If the shared pubset is an SM pubset, a loss of connection during a configuration modification may result in inconsistencies between the image of the pubset configuration in the MRSCAT on the slave processors and the pubset configuration file updated by the master processor. The only functions affected by this are the information functions, which display outdated information. The RESUME-PUBSET-RECONFIGURATION command can be issued after the MSCF connection has been reestablished in order to update the pubset configuration of an SM pubset in the MRSCAT using the information in the pubset configuration file.
In addition to the interference in the availability of the pubset, the loss of a connection between the master and slave processor affects the reconfiguration capability and the monitoring of the shared pubset network. A distinction is made between the following cases:
Export of pubset without master change
If the MSCF connection between the master and slave processor is interrupted, the export of the pubset from the exporting processor is implemented without the cooperation of the partner processor.
If the pubset is exported from the slave processor, its locks are not released on the master processor. If the pubset is exported from the master processor, it remains imported on the slave processor.
At the end of the export procedure, the processor notes the status "EXPORT" in its assigned control blocks of the watchdog file and releases the pubset. The disk monitoring mechanism of the partner processor thus identifies that the status of the processor has changed and can implement the measures that have not been performed:
If the pubset is exported from a slave processor, the master processor resets the locks of the slave processor by means of a slave crash reconfiguration; if the pubset is exported from the master processor, the slave processor likewise exports the pubset.If the EXPORT status cannot be written in the watchdog file (cause: write error or volume was removed), the partner processor cannot detect that the pubset has been exported until the MSCF connection is reestablished. Only then can the master processor reset the locks of the slave processor, or the slave processor export the pubset.
Master change due to export or failure
The behavior for a master change initiated by an export with master change or by the failure of the master processor corresponds to the behavior in the event of an incompletely meshed network and is described in section “Failure of a processor in a shared pubset network” and in section “Clearing down a shared pubset network”.
Wait time for reestablishment of MSCF connection
If a task wants to access a pubset that is QUIET (see section “Loss of connection in an LCS/CCS network”), it first waits for the MSCF connection to be reestablished. The maximum wait time is defined or modified using the BATCH-WAIT-TIME and DIALOG-WAIT-TIME operands of the ADD-MASTER-CATALOG-ENTRY and MODIFY-MASTER-CATALOG-ENTRY commands.
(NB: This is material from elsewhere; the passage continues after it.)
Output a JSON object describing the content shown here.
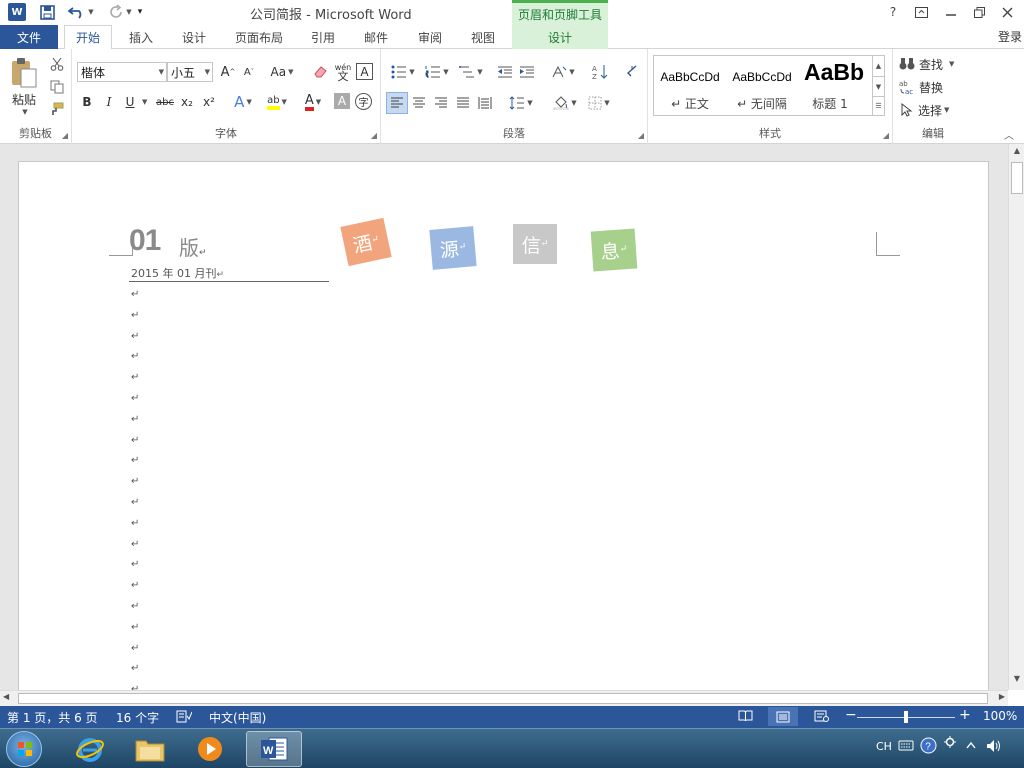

The default value is 28800 seconds (= 8 hours) for batch jobs and 30 seconds for dialog jobs.
If the task is still waiting after 600 seconds, the message DMS03A8 is issued at the console so that systems support knows the connection has failed and can terminate the wait status. In general, the task recognizes status changes itself, withdraws its query and continues: If the pubset is available again, the current operation is continued normally. If the pubset has been exported and the answer to the message DMS03A8 requires processing to be aborted or if the wait time has expired, the current operation is aborted and a message (usually DMS0502) is issued.
If the connection failure interrupts internal system processes at an adverse point, it may occur that the task will not continue before the message has been answered, even if the connection has be reestablished in the meantime or the pubset has been exported. To stop the message DMS03A8 from being issued at all in unattended operation, we recommend that both wait times be set to 600 seconds in the MRSCAT entry.